The Lagrangian function for this problem is given by $$ L(x,\lambda) = \| x \|_1 + \frac{\alpha}{2}\| x -y \|^2 + \lambda(\|x-s\|^2 -r).$$ Let $(x^*,\lambda^*)$ be the optimal solution of this Lagrangian function. If $\lambda^* = 0$, then $x^* = \mathrm{Prox}_{\frac{1}{\alpha}\|\cdot\|_1}(y)$ where $\mathrm{Prox}_h(u) = \arg \min_{v \in \mathbb{R}^n}\{h(v) + \frac{1}{2}\|u - v\|^2 \}$
If $\lambda^* > 0$, I obtain that $$ 0 \in \partial \| x^* \|_1 + \alpha(x^*-y) + 2\lambda^*(x^* -s ) \ \ \mathrm{and} \ \ \|x^* -s \|^2 = r.$$ Using the first relation, I have $$ x^* = \mathrm{Prox}_{\frac{1}{\alpha+2\lambda^*}\|\cdot\|_1}\left(\frac{\alpha}{\alpha + 2\lambda^*}y + \frac{2\lambda^*}{\alpha + 2\lambda^*}s \right)$$
$$ x^*_i =\left\{ \begin{array}{ll} \frac{\alpha}{\alpha + 2\lambda^*}y_i + \frac{2\lambda^*}{\alpha + 2\lambda^*}s_i- \frac{1}{\alpha + 2\lambda^*} & \alpha y_i + 2\lambda^*s_i \ge 1 \\ 0 & -1 \le \alpha y_i + 2\lambda^*s_i \le 1\\ \frac{\alpha}{\alpha + 2\lambda^*}y_i + \frac{2\lambda^*}{\alpha + 2\lambda^*}s_i + \frac{1}{\alpha + 2\lambda^*} & \alpha y_i + 2\lambda^*s_i \le -1 \end{array}\right. $$ and using the second relation, I have $$ \| x^* - s \|^2 = r \Leftrightarrow \sum_{i=1}^n (x^*_i -s_i)^2 = r $$ However, I am not sure how to obtain $\lambda^*$ from here. Could you please tell me how to obtain it?

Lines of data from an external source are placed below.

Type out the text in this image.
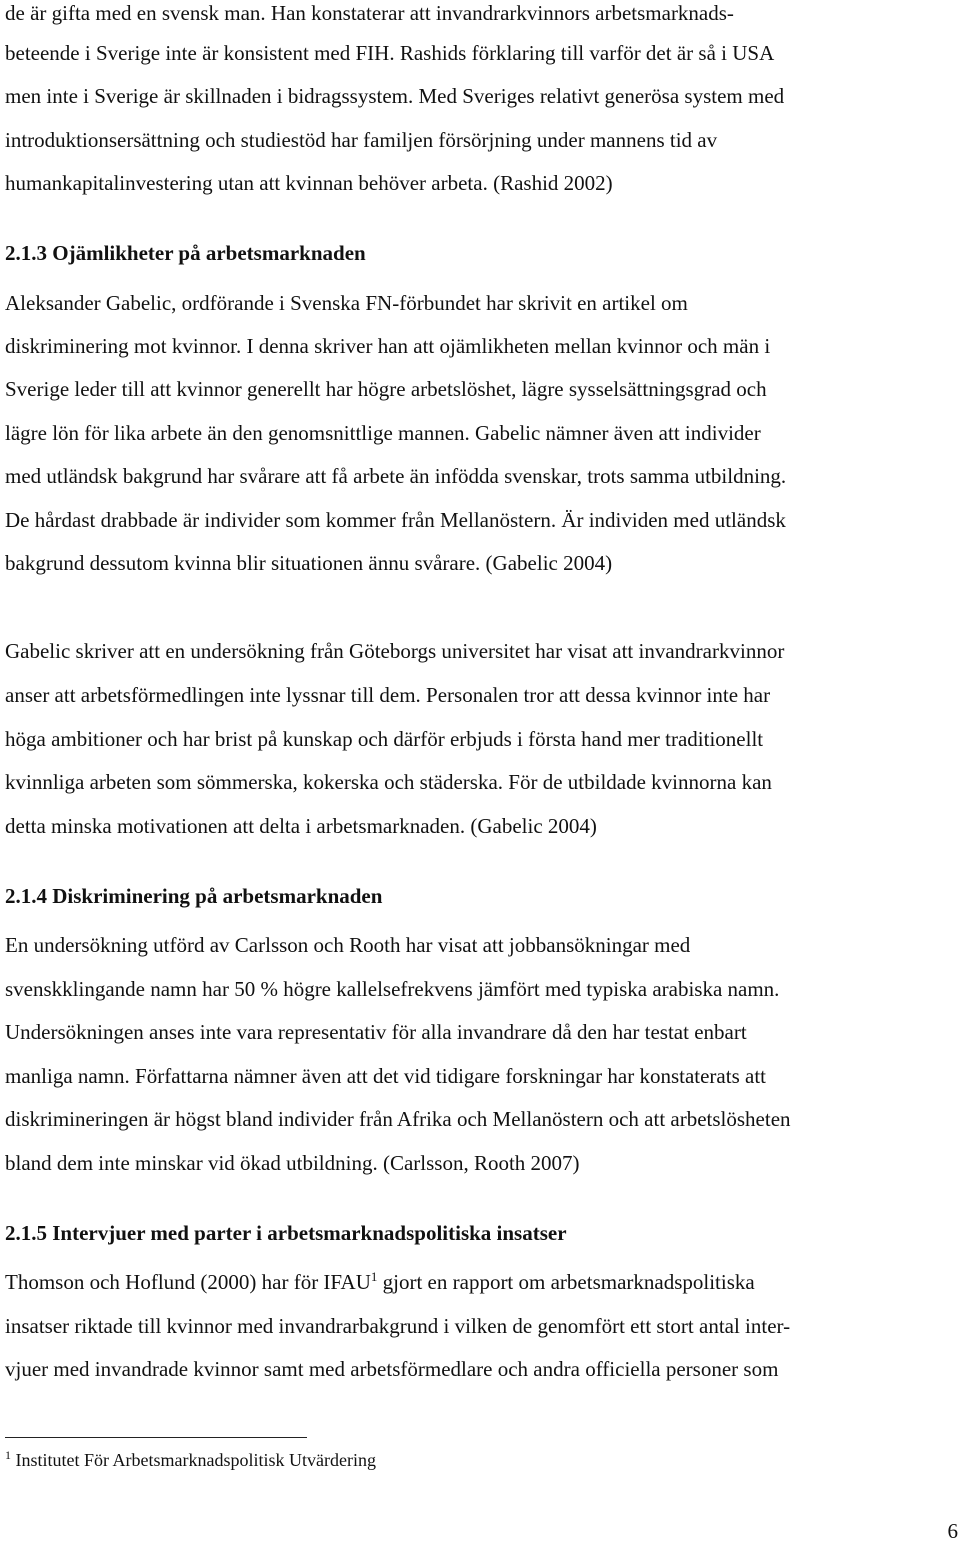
de är gifta med en svensk man. Han konstaterar att invandrarkvinnors arbetsmarknads-
beteende i Sverige inte är konsistent med FIH. Rashids förklaring till varför det är så i USA
men inte i Sverige är skillnaden i bidragssystem. Med Sveriges relativt generösa system med
introduktionsersättning och studiestöd har familjen försörjning under mannens tid av
humankapitalinvestering utan att kvinnan behöver arbeta. (Rashid 2002)
2.1.3 Ojämlikheter på arbetsmarknaden
Aleksander Gabelic, ordförande i Svenska FN-förbundet har skrivit en artikel om
diskriminering mot kvinnor. I denna skriver han att ojämlikheten mellan kvinnor och män i
Sverige leder till att kvinnor generellt har högre arbetslöshet, lägre sysselsättningsgrad och
lägre lön för lika arbete än den genomsnittlige mannen. Gabelic nämner även att individer
med utländsk bakgrund har svårare att få arbete än infödda svenskar, trots samma utbildning.
De hårdast drabbade är individer som kommer från Mellanöstern. Är individen med utländsk
bakgrund dessutom kvinna blir situationen ännu svårare. (Gabelic 2004)
Gabelic skriver att en undersökning från Göteborgs universitet har visat att invandrarkvinnor
anser att arbetsförmedlingen inte lyssnar till dem. Personalen tror att dessa kvinnor inte har
höga ambitioner och har brist på kunskap och därför erbjuds i första hand mer traditionellt
kvinnliga arbeten som sömmerska, kokerska och städerska. För de utbildade kvinnorna kan
detta minska motivationen att delta i arbetsmarknaden. (Gabelic 2004)
2.1.4 Diskriminering på arbetsmarknaden
En undersökning utförd av Carlsson och Rooth har visat att jobbansökningar med
svenskklingande namn har 50 % högre kallelsefrekvens jämfört med typiska arabiska namn.
Undersökningen anses inte vara representativ för alla invandrare då den har testat enbart
manliga namn. Författarna nämner även att det vid tidigare forskningar har konstaterats att
diskrimineringen är högst bland individer från Afrika och Mellanöstern och att arbetslösheten
bland dem inte minskar vid ökad utbildning. (Carlsson, Rooth 2007)
2.1.5 Intervjuer med parter i arbetsmarknadspolitiska insatser
Thomson och Hoflund (2000) har för IFAU$^1$ gjort en rapport om arbetsmarknadspolitiska
insatser riktade till kvinnor med invandrarbakgrund i vilken de genomfört ett stort antal inter-
vjuer med invandrade kvinnor samt med arbetsförmedlare och andra officiella personer som
$^1$ Institutet För Arbetsmarknadspolitisk Utvärdering
6
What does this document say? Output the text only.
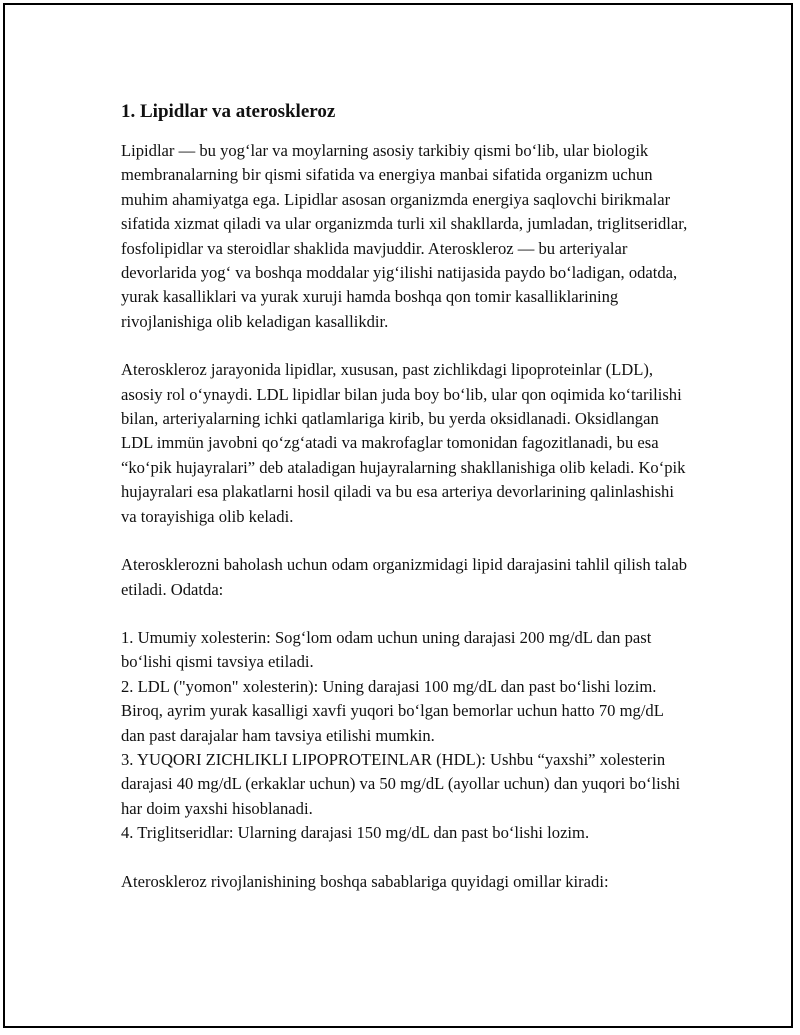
1. Lipidlar va ateroskleroz

Lipidlar — bu yog‘lar va moylarning asosiy tarkibiy qismi bo‘lib, ular biologik membranalarning bir qismi sifatida va energiya manbai sifatida organizm uchun muhim ahamiyatga ega. Lipidlar asosan organizmda energiya saqlovchi birikmalar sifatida xizmat qiladi va ular organizmda turli xil shakllarda, jumladan, triglitseridlar, fosfolipidlar va steroidlar shaklida mavjuddir. Ateroskleroz — bu arteriyalar devorlarida yog‘ va boshqa moddalar yig‘ilishi natijasida paydo bo‘ladigan, odatda, yurak kasalliklari va yurak xuruji hamda boshqa qon tomir kasalliklarining rivojlanishiga olib keladigan kasallikdir.

Ateroskleroz jarayonida lipidlar, xususan, past zichlikdagi lipoproteinlar (LDL), asosiy rol o‘ynaydi. LDL lipidlar bilan juda boy bo‘lib, ular qon oqimida ko‘tarilishi bilan, arteriyalarning ichki qatlamlariga kirib, bu yerda oksidlanadi. Oksidlangan LDL immün javobni qo‘zg‘atadi va makrofaglar tomonidan fagozitlanadi, bu esa “ko‘pik hujayralari” deb ataladigan hujayralarning shakllanishiga olib keladi. Ko‘pik hujayralari esa plakatlarni hosil qiladi va bu esa arteriya devorlarining qalinlashishi va torayishiga olib keladi.

Aterosklerozni baholash uchun odam organizmidagi lipid darajasini tahlil qilish talab etiladi. Odatda:

1. Umumiy xolesterin: Sog‘lom odam uchun uning darajasi 200 mg/dL dan past bo‘lishi qismi tavsiya etiladi.

2. LDL ("yomon" xolesterin): Uning darajasi 100 mg/dL dan past bo‘lishi lozim. Biroq, ayrim yurak kasalligi xavfi yuqori bo‘lgan bemorlar uchun hatto 70 mg/dL dan past darajalar ham tavsiya etilishi mumkin.

3. YUQORI ZICHLIKLI LIPOPROTEINLAR (HDL): Ushbu “yaxshi” xolesterin darajasi 40 mg/dL (erkaklar uchun) va 50 mg/dL (ayollar uchun) dan yuqori bo‘lishi har doim yaxshi hisoblanadi.

4. Triglitseridlar: Ularning darajasi 150 mg/dL dan past bo‘lishi lozim.

Ateroskleroz rivojlanishining boshqa sabablariga quyidagi omillar kiradi:
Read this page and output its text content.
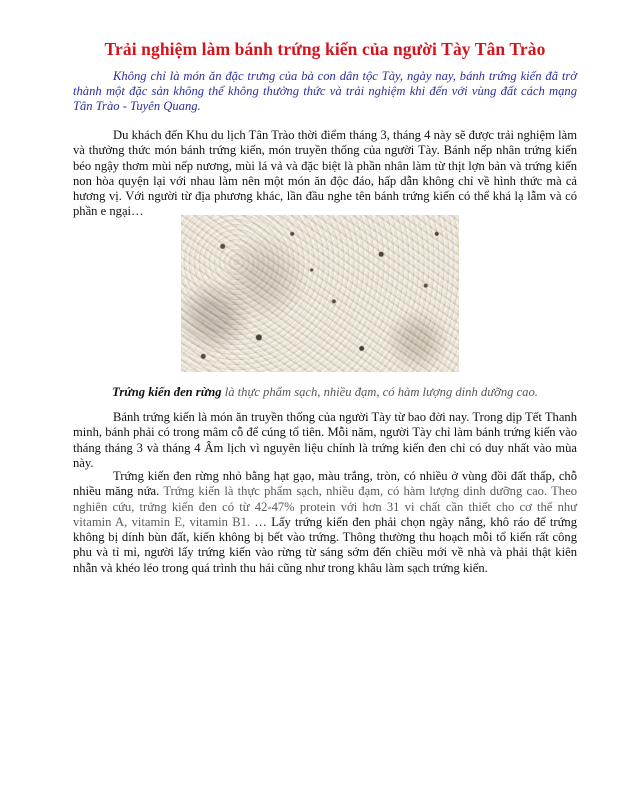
Trải nghiệm làm bánh trứng kiến của người Tày Tân Trào

Không chỉ là món ăn đặc trưng của bà con dân tộc Tày, ngày nay, bánh trứng kiến đã trở thành một đặc sản không thể không thưởng thức và trải nghiệm khi đến với vùng đất cách mạng Tân Trào - Tuyên Quang.

Du khách đến Khu du lịch Tân Trào thời điểm tháng 3, tháng 4 này sẽ được trải nghiệm làm và thưởng thức món bánh trứng kiến, món truyền thống của người Tày. Bánh nếp nhân trứng kiến béo ngậy thơm mùi nếp nương, mùi lá vả và đặc biệt là phần nhân làm từ thịt lợn bản và trứng kiến non hòa quyện lại với nhau làm nên một món ăn độc đáo, hấp dẫn không chỉ về hình thức mà cả hương vị. Với người từ địa phương khác, lần đầu nghe tên bánh trứng kiến có thể khá lạ lẫm và có phần e ngại…

Trứng kiến đen rừng là thực phẩm sạch, nhiều đạm, có hàm lượng dinh dưỡng cao.

Bánh trứng kiến là món ăn truyền thống của người Tày từ bao đời nay. Trong dịp Tết Thanh minh, bánh phải có trong mâm cỗ để cúng tổ tiên. Mỗi năm, người Tày chỉ làm bánh trứng kiến vào tháng tháng 3 và tháng 4 Âm lịch vì nguyên liệu chính là trứng kiến đen chỉ có duy nhất vào mùa này.

Trứng kiến đen rừng nhỏ bằng hạt gạo, màu trắng, tròn, có nhiều ở vùng đồi đất thấp, chỗ nhiều măng nứa. Trứng kiến là thực phẩm sạch, nhiều đạm, có hàm lượng dinh dưỡng cao. Theo nghiên cứu, trứng kiến đen có từ 42-47% protein với hơn 31 vi chất cần thiết cho cơ thể như vitamin A, vitamin E, vitamin B1. … Lấy trứng kiến đen phải chọn ngày nắng, khô ráo để trứng không bị dính bùn đất, kiến không bị bết vào trứng. Thông thường thu hoạch mỗi tổ kiến rất công phu và tỉ mỉ, người lấy trứng kiến vào rừng từ sáng sớm đến chiều mới về nhà và phải thật kiên nhẫn và khéo léo trong quá trình thu hái cũng như trong khâu làm sạch trứng kiến.
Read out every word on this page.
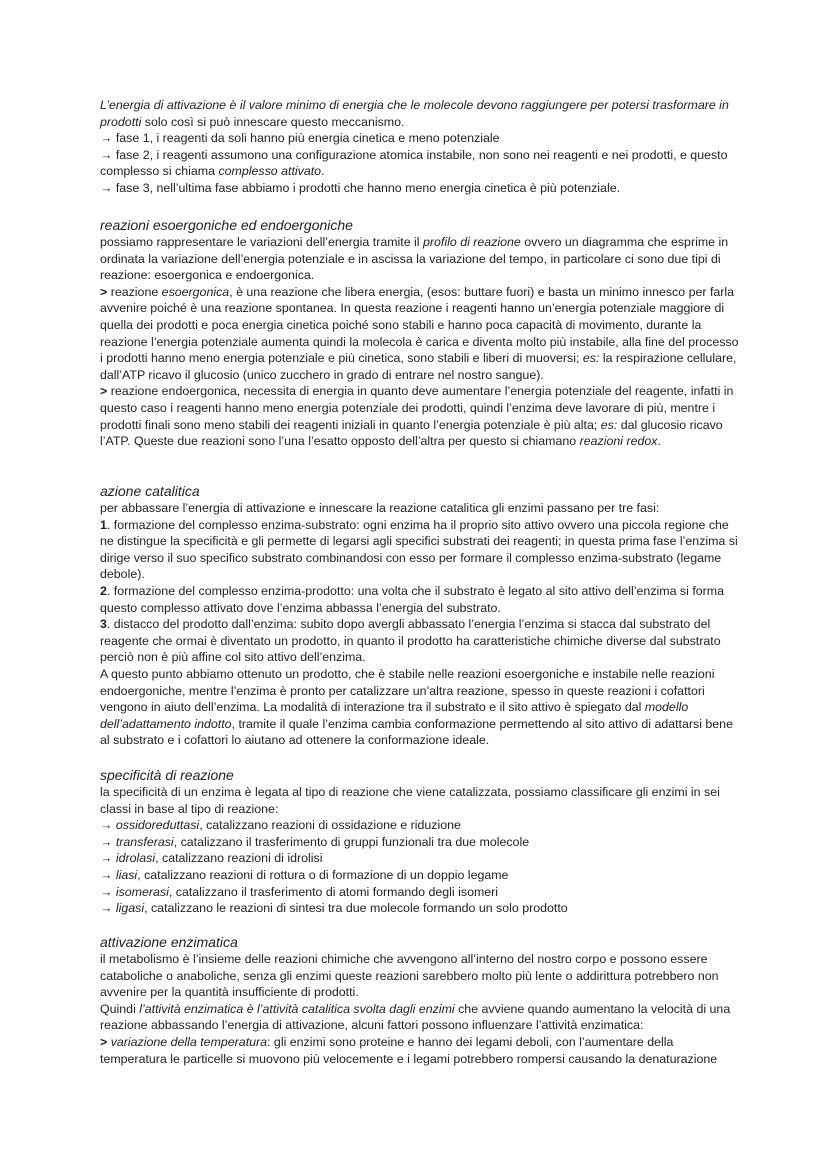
L’energia di attivazione è il valore minimo di energia che le molecole devono raggiungere per potersi trasformare in prodotti solo così si può innescare questo meccanismo.

→ fase 1, i reagenti da soli hanno più energia cinetica e meno potenziale

→ fase 2, i reagenti assumono una configurazione atomica instabile, non sono nei reagenti e nei prodotti, e questo complesso si chiama complesso attivato.

→ fase 3, nell’ultima fase abbiamo i prodotti che hanno meno energia cinetica è più potenziale.

reazioni esoergoniche ed endoergoniche

possiamo rappresentare le variazioni dell’energia tramite il profilo di reazione ovvero un diagramma che esprime in ordinata la variazione dell’energia potenziale e in ascissa la variazione del tempo, in particolare ci sono due tipi di reazione: esoergonica e endoergonica.

> reazione esoergonica, è una reazione che libera energia, (esos: buttare fuori) e basta un minimo innesco per farla avvenire poiché è una reazione spontanea. In questa reazione i reagenti hanno un’energia potenziale maggiore di quella dei prodotti e poca energia cinetica poiché sono stabili e hanno poca capacità di movimento, durante la reazione l’energia potenziale aumenta quindi la molecola è carica e diventa molto più instabile, alla fine del processo i prodotti hanno meno energia potenziale e più cinetica, sono stabili e liberi di muoversi; es: la respirazione cellulare, dall’ATP ricavo il glucosio (unico zucchero in grado di entrare nel nostro sangue).

> reazione endoergonica, necessita di energia in quanto deve aumentare l’energia potenziale del reagente, infatti in questo caso i reagenti hanno meno energia potenziale dei prodotti, quindi l’enzima deve lavorare di più, mentre i prodotti finali sono meno stabili dei reagenti iniziali in quanto l’energia potenziale è più alta; es: dal glucosio ricavo l’ATP. Queste due reazioni sono l’una l’esatto opposto dell’altra per questo si chiamano reazioni redox.

azione catalitica

per abbassare l’energia di attivazione e innescare la reazione catalitica gli enzimi passano per tre fasi:

1. formazione del complesso enzima-substrato: ogni enzima ha il proprio sito attivo ovvero una piccola regione che ne distingue la specificità e gli permette di legarsi agli specifici substrati dei reagenti; in questa prima fase l’enzima si dirige verso il suo specifico substrato combinandosi con esso per formare il complesso enzima-substrato (legame debole).

2. formazione del complesso enzima-prodotto: una volta che il substrato è legato al sito attivo dell’enzima si forma questo complesso attivato dove l’enzima abbassa l’energia del substrato.

3. distacco del prodotto dall’enzima: subito dopo avergli abbassato l’energia l’enzima si stacca dal substrato del reagente che ormai è diventato un prodotto, in quanto il prodotto ha caratteristiche chimiche diverse dal substrato perciò non è più affine col sito attivo dell’enzima.

A questo punto abbiamo ottenuto un prodotto, che è stabile nelle reazioni esoergoniche e instabile nelle reazioni endoergoniche, mentre l’enzima è pronto per catalizzare un’altra reazione, spesso in queste reazioni i cofattori vengono in aiuto dell’enzima. La modalità di interazione tra il substrato e il sito attivo è spiegato dal modello dell’adattamento indotto, tramite il quale l’enzima cambia conformazione permettendo al sito attivo di adattarsi bene al substrato e i cofattori lo aiutano ad ottenere la conformazione ideale.

specificità di reazione

la specificità di un enzima è legata al tipo di reazione che viene catalizzata, possiamo classificare gli enzimi in sei classi in base al tipo di reazione:

→ ossidoreduttasi, catalizzano reazioni di ossidazione e riduzione

→ transferasi, catalizzano il trasferimento di gruppi funzionali tra due molecole

→ idrolasi, catalizzano reazioni di idrolisi

→ liasi, catalizzano reazioni di rottura o di formazione di un doppio legame

→ isomerasi, catalizzano il trasferimento di atomi formando degli isomeri

→ ligasi, catalizzano le reazioni di sintesi tra due molecole formando un solo prodotto

attivazione enzimatica

il metabolismo è l’insieme delle reazioni chimiche che avvengono all’interno del nostro corpo e possono essere cataboliche o anaboliche, senza gli enzimi queste reazioni sarebbero molto più lente o addirittura potrebbero non avvenire per la quantità insufficiente di prodotti.

Quindi l’attività enzimatica è l’attività catalitica svolta dagli enzimi che avviene quando aumentano la velocità di una reazione abbassando l’energia di attivazione, alcuni fattori possono influenzare l’attività enzimatica:

> variazione della temperatura: gli enzimi sono proteine e hanno dei legami deboli, con l’aumentare della temperatura le particelle si muovono più velocemente e i legami potrebbero rompersi causando la denaturazione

In case $\lambda^* > 0$, the constraint $\|x^* - s\|^2 \le r$ is active. Thus, you have to choose $\lambda^* > 0$ such that $$ \| x^* - s\|^2 = r, $$ i.e., you have one equation to determine the scalar $\lambda^*$.